These interactions are especially abundant during exercise, when continued movement demands intricate coordination of many different systems within the body, including those that create cellular energy.
6) This Politico story asks, “By any measure, she was one of the most successful Fed chairs in history. Why didn’t Trump keep her around?” Ummmm, that’s pretty easy. Because Obama appointed her and Trump is a moronic sexist pig.
7) Eric Levitz, “Democrats Paid a Huge Price for Letting Unions Die.”
8) Love this “Accumulated Winter Season Severity Index” to see how bad your winter is. Pretty bad in Raleigh.
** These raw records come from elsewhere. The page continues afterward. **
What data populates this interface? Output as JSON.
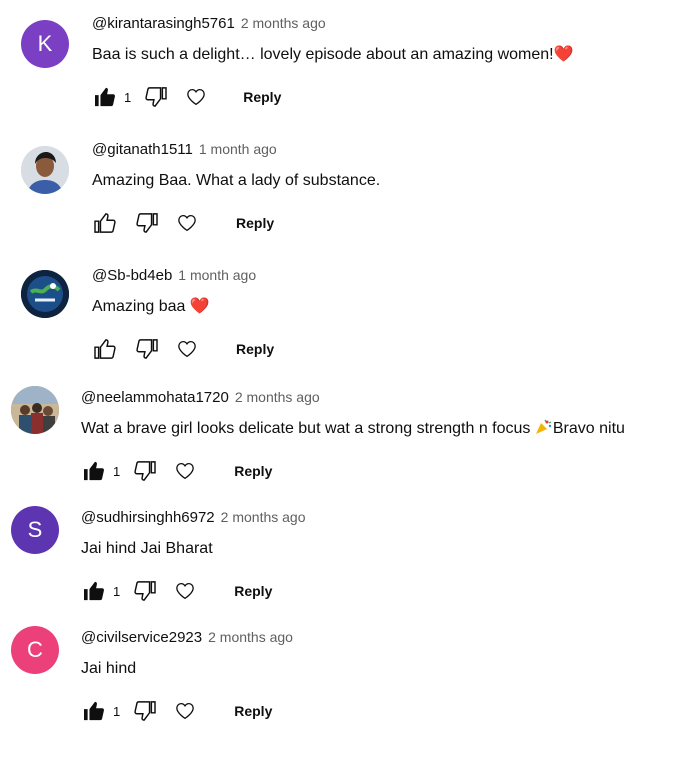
{
  "comments": [
    {
      "author": "@kirantarasingh5761",
      "time": "2 months ago",
      "text": "Baa is such a delight… lovely episode about an amazing women!",
      "emoji": "❤️",
      "likes": "1",
      "avatar_letter": "K",
      "avatar_color": "#7b3fc4",
      "reply": "Reply"
    },
    {
      "author": "@gitanath1511",
      "time": "1 month ago",
      "text": "Amazing Baa. What a lady of substance.",
      "emoji": "",
      "likes": "",
      "avatar_letter": "",
      "avatar_color": "#cfd6df",
      "reply": "Reply"
    },
    {
      "author": "@Sb-bd4eb",
      "time": "1 month ago",
      "text": "Amazing baa",
      "emoji": "❤️",
      "likes": "",
      "avatar_letter": "",
      "avatar_color": "#0d2340",
      "reply": "Reply"
    },
    {
      "author": "@neelammohata1720",
      "time": "2 months ago",
      "text": "Wat a brave girl looks delicate but wat a strong strength n focus",
      "emoji_after": "Bravo nitu",
      "likes": "1",
      "avatar_letter": "",
      "avatar_color": "#8a7a68",
      "reply": "Reply"
    },
    {
      "author": "@sudhirsinghh6972",
      "time": "2 months ago",
      "text": "Jai hind Jai Bharat",
      "emoji": "",
      "likes": "1",
      "avatar_letter": "S",
      "avatar_color": "#5e35b1",
      "reply": "Reply"
    },
    {
      "author": "@civilservice2923",
      "time": "2 months ago",
      "text": "Jai hind",
      "emoji": "",
      "likes": "1",
      "avatar_letter": "C",
      "avatar_color": "#ec407a",
      "reply": "Reply"
    }
  ]
}
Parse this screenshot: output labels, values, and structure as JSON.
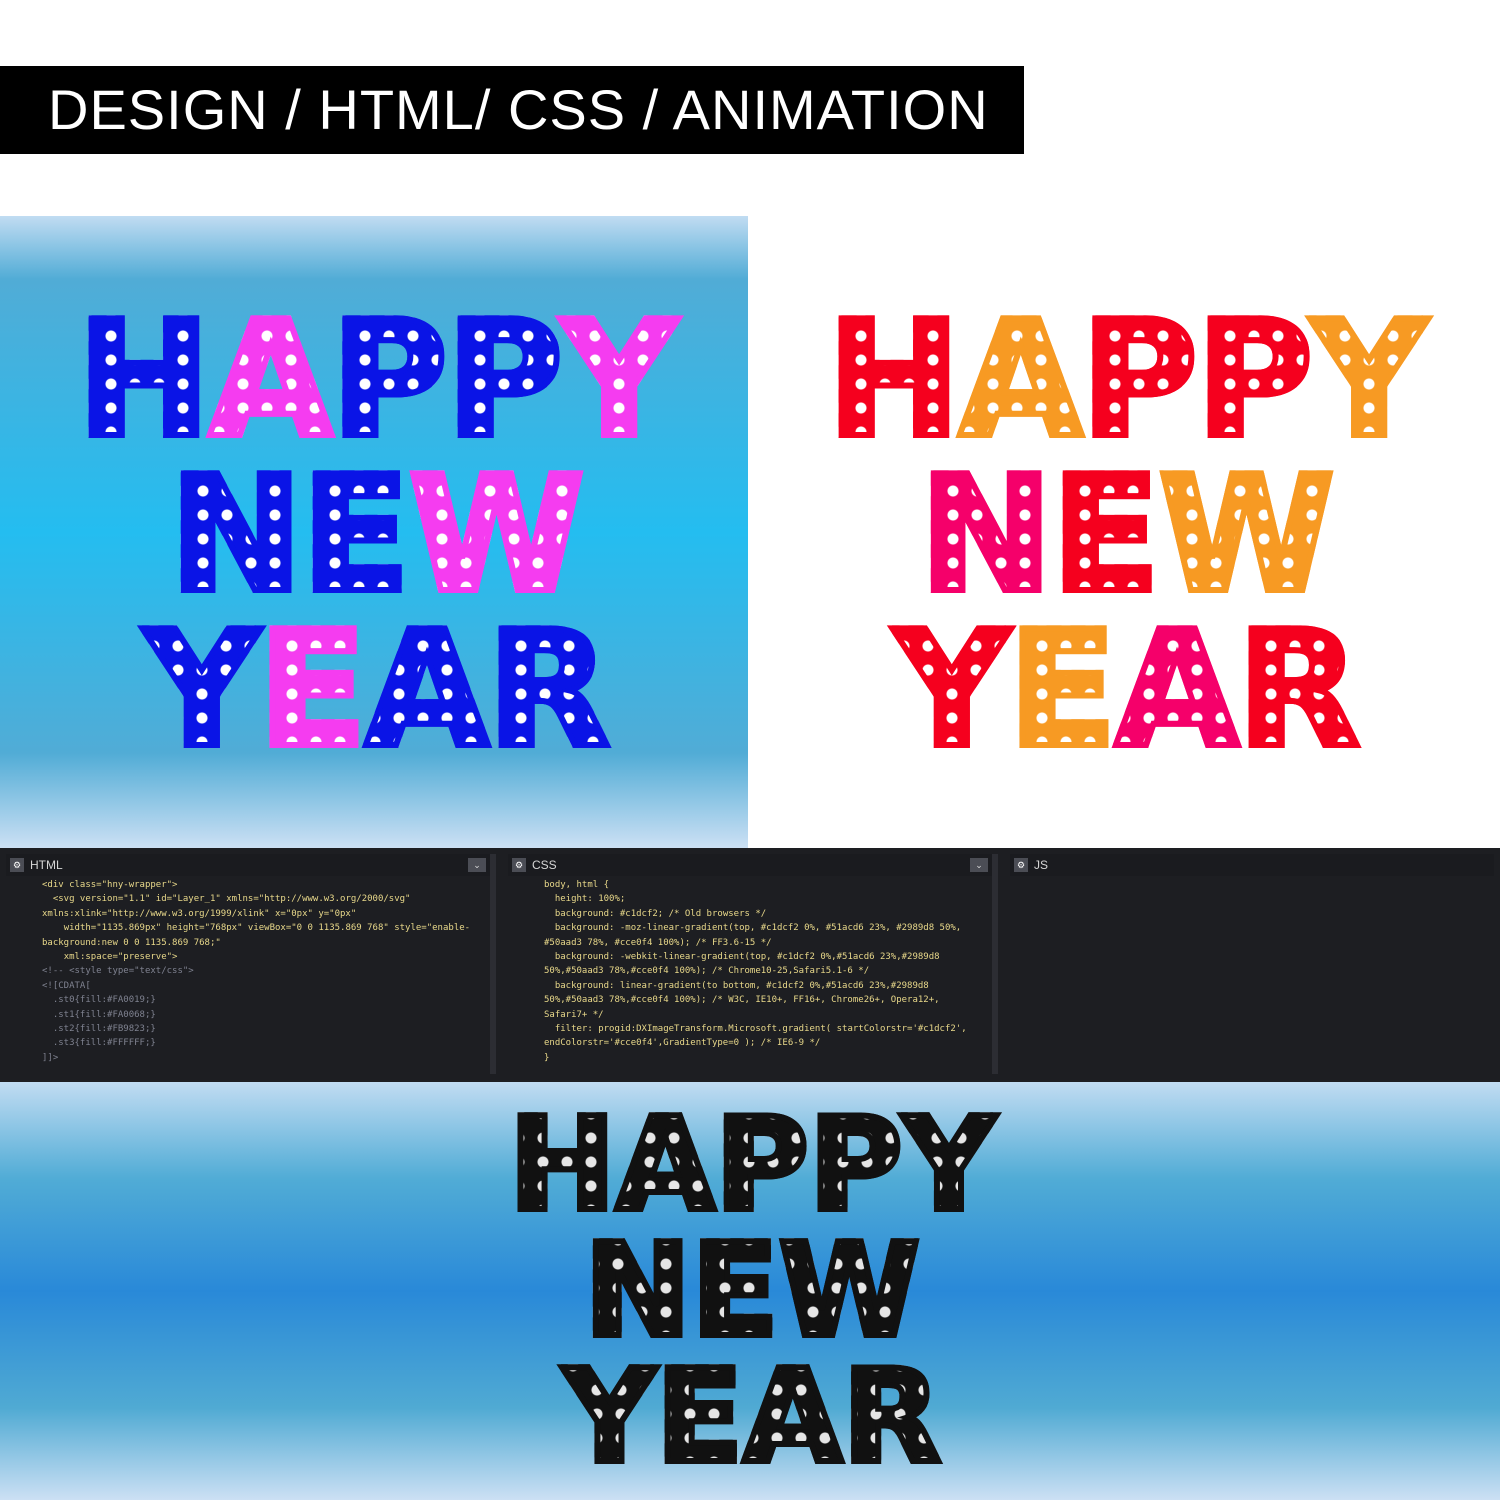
{
  "banner": {
    "title": "DESIGN / HTML/ CSS / ANIMATION"
  },
  "colors": {
    "blue": "#0a14e6",
    "magenta": "#f53cf0",
    "red": "#f5001e",
    "orange": "#f79a23",
    "pink": "#f5006a",
    "black": "#111111"
  },
  "left": {
    "rows": [
      [
        [
          "H",
          "blue"
        ],
        [
          "A",
          "magenta"
        ],
        [
          "P",
          "blue"
        ],
        [
          "P",
          "blue"
        ],
        [
          "Y",
          "magenta"
        ]
      ],
      [
        [
          "N",
          "blue"
        ],
        [
          "E",
          "blue"
        ],
        [
          "W",
          "magenta"
        ]
      ],
      [
        [
          "Y",
          "blue"
        ],
        [
          "E",
          "magenta"
        ],
        [
          "A",
          "blue"
        ],
        [
          "R",
          "blue"
        ]
      ]
    ]
  },
  "right": {
    "rows": [
      [
        [
          "H",
          "red"
        ],
        [
          "A",
          "orange"
        ],
        [
          "P",
          "red"
        ],
        [
          "P",
          "red"
        ],
        [
          "Y",
          "orange"
        ]
      ],
      [
        [
          "N",
          "pink"
        ],
        [
          "E",
          "red"
        ],
        [
          "W",
          "orange"
        ]
      ],
      [
        [
          "Y",
          "red"
        ],
        [
          "E",
          "orange"
        ],
        [
          "A",
          "pink"
        ],
        [
          "R",
          "red"
        ]
      ]
    ]
  },
  "bottom": {
    "rows": [
      [
        [
          "H",
          "black"
        ],
        [
          "A",
          "black"
        ],
        [
          "P",
          "black"
        ],
        [
          "P",
          "black"
        ],
        [
          "Y",
          "black"
        ]
      ],
      [
        [
          "N",
          "black"
        ],
        [
          "E",
          "black"
        ],
        [
          "W",
          "black"
        ]
      ],
      [
        [
          "Y",
          "black"
        ],
        [
          "E",
          "black"
        ],
        [
          "A",
          "black"
        ],
        [
          "R",
          "black"
        ]
      ]
    ]
  },
  "editor": {
    "html": {
      "label": "HTML",
      "lines": [
        "<div class=\"hny-wrapper\">",
        "  <svg version=\"1.1\" id=\"Layer_1\" xmlns=\"http://www.w3.org/2000/svg\" xmlns:xlink=\"http://www.w3.org/1999/xlink\" x=\"0px\" y=\"0px\"",
        "    width=\"1135.869px\" height=\"768px\" viewBox=\"0 0 1135.869 768\" style=\"enable-background:new 0 0 1135.869 768;\"",
        "    xml:space=\"preserve\">",
        "<!-- <style type=\"text/css\">",
        "<![CDATA[",
        "  .st0{fill:#FA0019;}",
        "  .st1{fill:#FA0068;}",
        "  .st2{fill:#FB9823;}",
        "  .st3{fill:#FFFFFF;}",
        "]]>"
      ]
    },
    "css": {
      "label": "CSS",
      "lines": [
        "body, html {",
        "  height: 100%;",
        "  background: #c1dcf2; /* Old browsers */",
        "  background: -moz-linear-gradient(top, #c1dcf2 0%, #51acd6 23%, #2989d8 50%, #50aad3 78%, #cce0f4 100%); /* FF3.6-15 */",
        "  background: -webkit-linear-gradient(top, #c1dcf2 0%,#51acd6 23%,#2989d8 50%,#50aad3 78%,#cce0f4 100%); /* Chrome10-25,Safari5.1-6 */",
        "  background: linear-gradient(to bottom, #c1dcf2 0%,#51acd6 23%,#2989d8 50%,#50aad3 78%,#cce0f4 100%); /* W3C, IE10+, FF16+, Chrome26+, Opera12+, Safari7+ */",
        "  filter: progid:DXImageTransform.Microsoft.gradient( startColorstr='#c1dcf2', endColorstr='#cce0f4',GradientType=0 ); /* IE6-9 */",
        "}"
      ]
    },
    "js": {
      "label": "JS",
      "lines": []
    }
  }
}
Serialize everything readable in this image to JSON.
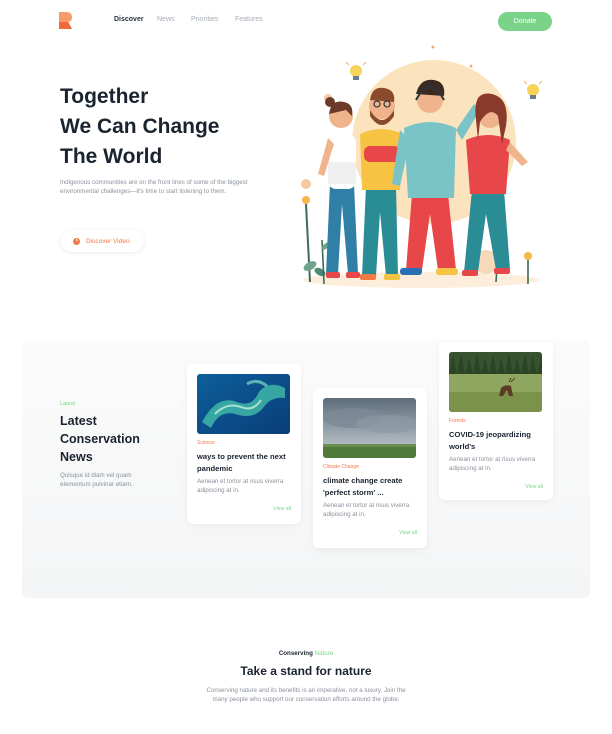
{
  "nav": {
    "items": [
      "Discover",
      "News",
      "Priorities",
      "Features"
    ],
    "donate_label": "Donate"
  },
  "hero": {
    "title_lines": [
      "Together",
      "We Can Change",
      "The World"
    ],
    "description": "Indigenous communities are on the front lines of some of the biggest environmental challenges—it's time to start listening to them.",
    "video_label": "Discover Video"
  },
  "news": {
    "kicker": "Latest",
    "heading_lines": [
      "Latest",
      "Conservation",
      "News"
    ],
    "description": "Quisque id diam vel quam elementum pulvinar etiam.",
    "cards": [
      {
        "tag": "Science",
        "title": "ways to prevent the next pandemic",
        "body": "Aenean et tortor at risus viverra adipiscing at in.",
        "link": "View all"
      },
      {
        "tag": "Climate Change",
        "title": "climate change create 'perfect storm' ...",
        "body": "Aenean et tortor at risus viverra adipiscing at in.",
        "link": "View all"
      },
      {
        "tag": "Forests",
        "title": "COVID-19 jeopardizing world's",
        "body": "Aenean et tortor at risus viverra adipiscing at in.",
        "link": "View all"
      }
    ]
  },
  "cta": {
    "kicker_main": "Conserving",
    "kicker_accent": "Nature",
    "title": "Take a stand for nature",
    "description": "Conserving nature and its benefits is an imperative, not a luxury. Join the many people who support our conservation efforts around the globe."
  },
  "colors": {
    "accent_green": "#7bd389",
    "accent_orange": "#f47a45",
    "text_dark": "#1a2330",
    "text_muted": "#8a929c"
  },
  "icons": [
    "logo-icon",
    "play-icon"
  ]
}
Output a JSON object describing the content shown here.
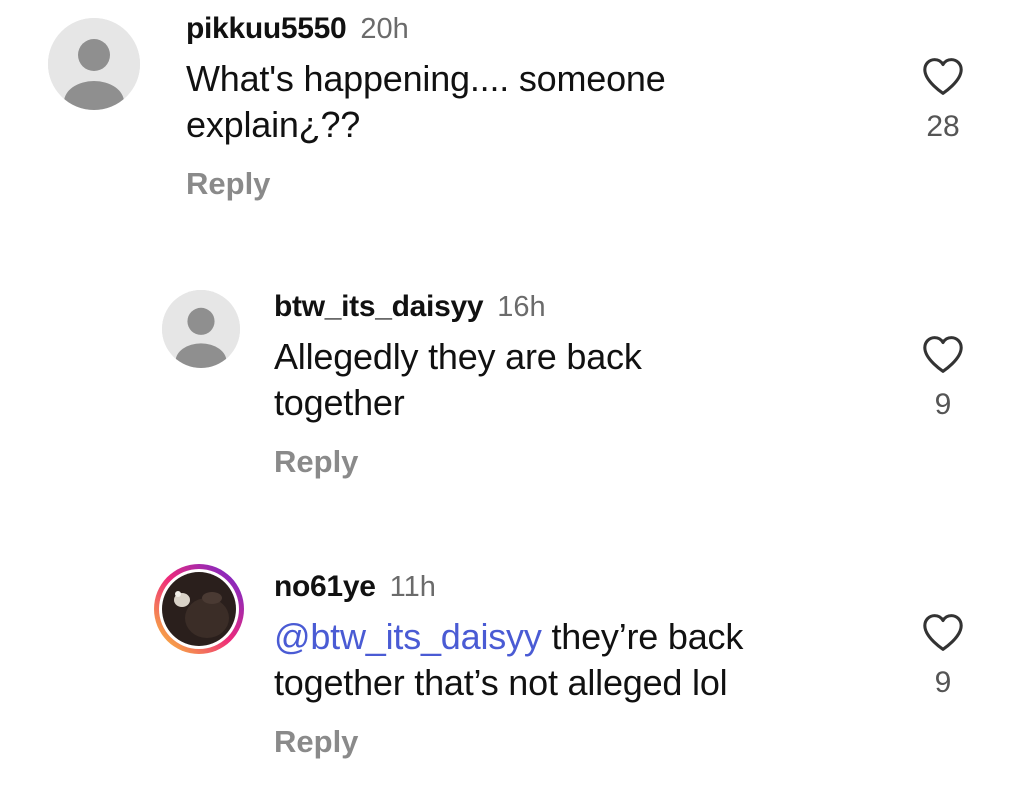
{
  "comments": [
    {
      "username": "pikkuu5550",
      "time": "20h",
      "text": "What's happening.... someone explain¿??",
      "mention": "",
      "reply_label": "Reply",
      "likes": "28",
      "avatar": "default-avatar-icon"
    },
    {
      "username": "btw_its_daisyy",
      "time": "16h",
      "text": "Allegedly they are back together",
      "mention": "",
      "reply_label": "Reply",
      "likes": "9",
      "avatar": "default-avatar-icon"
    },
    {
      "username": "no61ye",
      "time": "11h",
      "mention": "@btw_its_daisyy",
      "text": " they’re back together that’s not alleged lol",
      "reply_label": "Reply",
      "likes": "9",
      "avatar": "story-ring-avatar"
    }
  ],
  "colors": {
    "mention": "#4a5bd4",
    "time": "#6b6b6b",
    "reply": "#8a8a8a",
    "avatar_bg": "#e6e6e6",
    "avatar_fg": "#8f8f8f",
    "story_ring": [
      "#f9ce34",
      "#ee2a7b",
      "#6228d7"
    ]
  }
}
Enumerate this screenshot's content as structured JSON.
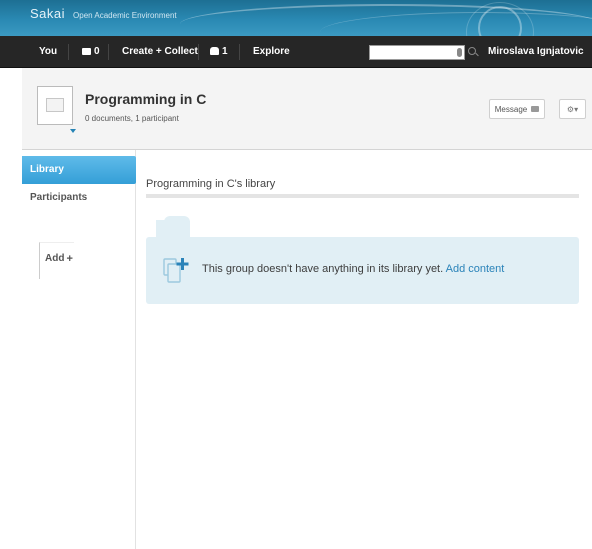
{
  "banner": {
    "logo": "Sakai",
    "tagline": "Open Academic Environment"
  },
  "topnav": {
    "you": "You",
    "messages_count": "0",
    "create_collect": "Create + Collect",
    "notifications_count": "1",
    "explore": "Explore",
    "search_placeholder": "",
    "user_name": "Miroslava Ignjatovic"
  },
  "group": {
    "title": "Programming in C",
    "subtitle": "0 documents, 1 participant",
    "message_label": "Message",
    "settings_label": "▾"
  },
  "leftnav": {
    "items": [
      {
        "label": "Library",
        "active": true
      },
      {
        "label": "Participants",
        "active": false
      }
    ],
    "add_label": "Add",
    "add_plus": "+"
  },
  "main": {
    "library_title": "Programming in C's library",
    "empty_message": "This group doesn't have anything in its library yet.",
    "add_content_link": "Add content"
  },
  "colors": {
    "banner": "#2a89b3",
    "topnav": "#262626",
    "accent": "#349fd7",
    "link": "#2a83b9",
    "empty_bg": "#e1eff5"
  }
}
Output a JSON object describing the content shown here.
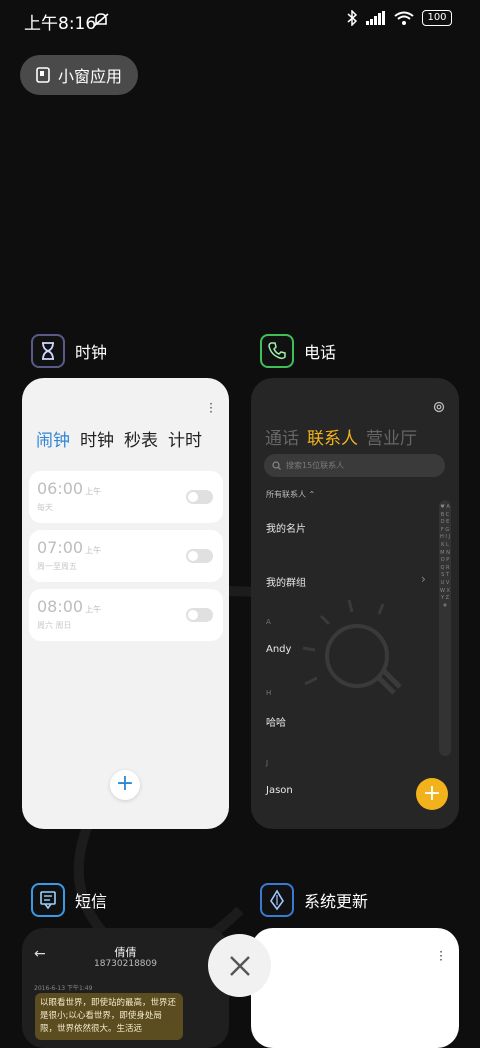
{
  "status": {
    "time": "上午8:16",
    "battery": "100"
  },
  "floating_window_label": "小窗应用",
  "apps": {
    "clock": {
      "name": "时钟",
      "tabs": [
        "闹钟",
        "时钟",
        "秒表",
        "计时"
      ],
      "alarms": [
        {
          "time": "06:00",
          "ampm": "上午",
          "repeat": "每天"
        },
        {
          "time": "07:00",
          "ampm": "上午",
          "repeat": "周一至周五"
        },
        {
          "time": "08:00",
          "ampm": "上午",
          "repeat": "周六 周日"
        }
      ],
      "add": "+"
    },
    "phone": {
      "name": "电话",
      "tabs": [
        "通话",
        "联系人",
        "营业厅"
      ],
      "search_placeholder": "搜索15位联系人",
      "filter": "所有联系人",
      "my_card": "我的名片",
      "my_groups": "我的群组",
      "sections": [
        {
          "letter": "A",
          "name": "Andy"
        },
        {
          "letter": "H",
          "name": "哈哈"
        },
        {
          "letter": "J",
          "name": "Jason"
        }
      ],
      "index_letters": "♥ A B C D E F G H I J K L M N O P Q R S T U V W X Y Z #",
      "add": "+"
    },
    "sms": {
      "name": "短信",
      "contact_name": "倩倩",
      "contact_number": "18730218809",
      "timestamp": "2016-6-13 下午1:49",
      "message": "以眼看世界，即使站的最高，世界还是很小;以心看世界，即使身处局限，世界依然很大。生活远"
    },
    "update": {
      "name": "系统更新"
    }
  },
  "colors": {
    "accent_blue": "#2f86d6",
    "accent_orange": "#f2b21c"
  }
}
9) This is pretty infuriating, “How an Arizona couple’s innocent bath-time photos of their kids set off a 10-year legal saga.” All I can say is– what is wrong with people??!!
10) Ross Douthat and Frum discuss Frum’s Trumpocracy.
Frum: Instead, they concluded: “What if we shaped the electorate to be a little more friendly to us? Might our formerly unpopular ideas prevail then?” The G.O.P. is complicit with Trump because he delivered a success that finer leaders and better methods could not deliver. Trumpocracy is the fusion of Trump’s authoritarian instincts with the G.O.P.’s plutocratic instincts in the context of a country trending in very different directions.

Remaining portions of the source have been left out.